The resulting SpreadsheetsSpreadsheetsFeed object feed represents a response from the server. Among other things, this feed contains a list of SpreadsheetsSpreadsheet objects (feed.entry), each of which represents a single spreadsheet. SpreadsheetsSpreadsheet encapsulates the information shown in the protocol document.

The PrintFeed definition is as follows:

def PrintFeed(feed):
  for i, entry in enumerate(feed.entry):
    if isinstance(feed, gdata.spreadsheet.SpreadsheetsCellsFeed):
      print '%s %s\n' % (entry.title.text, entry.content.text)
    elif isinstance(feed, gdata.spreadsheet.SpreadsheetsListFeed):
      print '%s %s %s' % (i, entry.title.text, entry.content.text)
      # Print this row's value for each column (the custom dictionary is
      # built from the gsx: elements in the entry.) See the description of
      # gsx elements in the protocol guide.
      print 'Contents:'
      for key in entry.custom:
        print '  %s: %s' % (key, entry.custom[key].text)
      print '\n',
    else:
      print '%s %s\n' % (i, entry.title.text)

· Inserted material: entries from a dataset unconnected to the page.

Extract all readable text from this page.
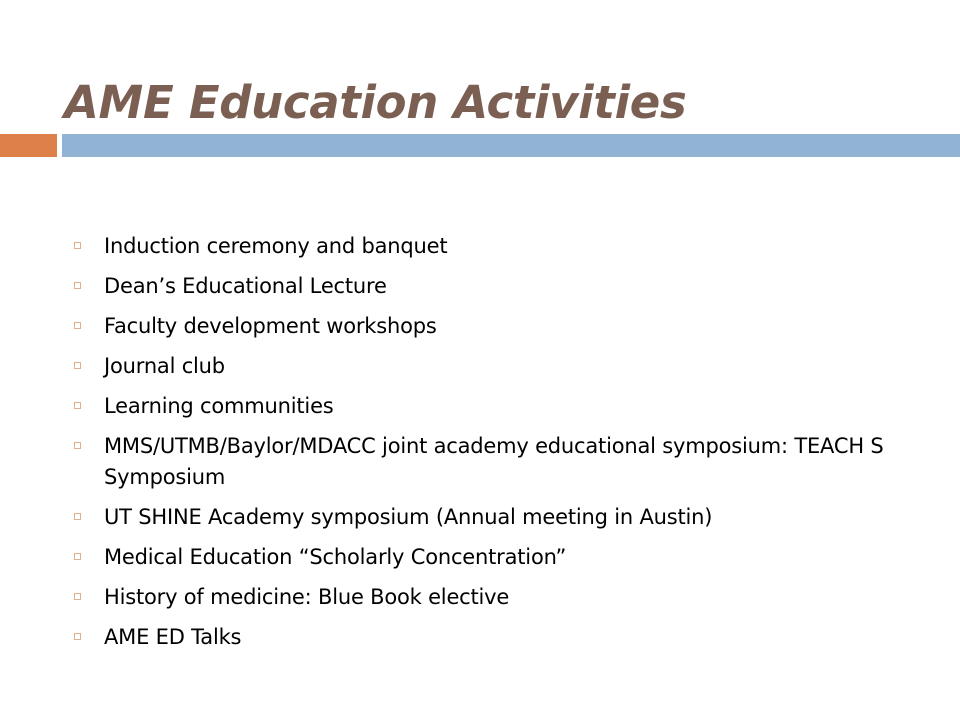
AME Education Activities
Induction ceremony and banquet
Dean’s Educational Lecture
Faculty development workshops
Journal club
Learning communities
MMS/UTMB/Baylor/MDACC joint academy educational symposium: TEACH S Symposium
UT SHINE Academy symposium (Annual meeting in Austin)
Medical Education “Scholarly Concentration”
History of medicine: Blue Book elective
AME ED Talks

The value returned from PromptForSpreadsheet is the key of the spreadsheet at the selected index. The key is the permanent unique ID of a specific worksheet within the spreadsheet. The key is the last value in the path of the id (corresponding to the <id> element in the spreadsheet entry) attribute of the SpreadsheetsSpreadsheet object.

Get a list of worksheets

A given spreadsheet may contain multiple worksheets. For each spreadsheet, there's a worksheets metafeed listing all the worksheets in that spreadsheet.

Given a key from the <id> of SpreadsheetsSpreadsheet object you've already retrieved, you can print a list of all worksheets and prompt for a selection as follows:

def PromptForWorksheet(gd_client, key):
  # Get the list of worksheets
  feed = gd_client.GetWorksheetsFeed(key)
  PrintFeed(feed)
  input = raw_input('\nSelection: ')
  return feed.entry[string.atoi(input)].id.text.rsplit('/', 1)[1]

The resulting SpreadsheetsWorksheetsFeed object feed represents a response from the server. Among other things, this feed contains a list of SpreadsheetsWorksheet objects (feed.entry), each of which represents a single spreadsheet. SpreadsheetsWorksheet encapsulates the information shown in the protocol document.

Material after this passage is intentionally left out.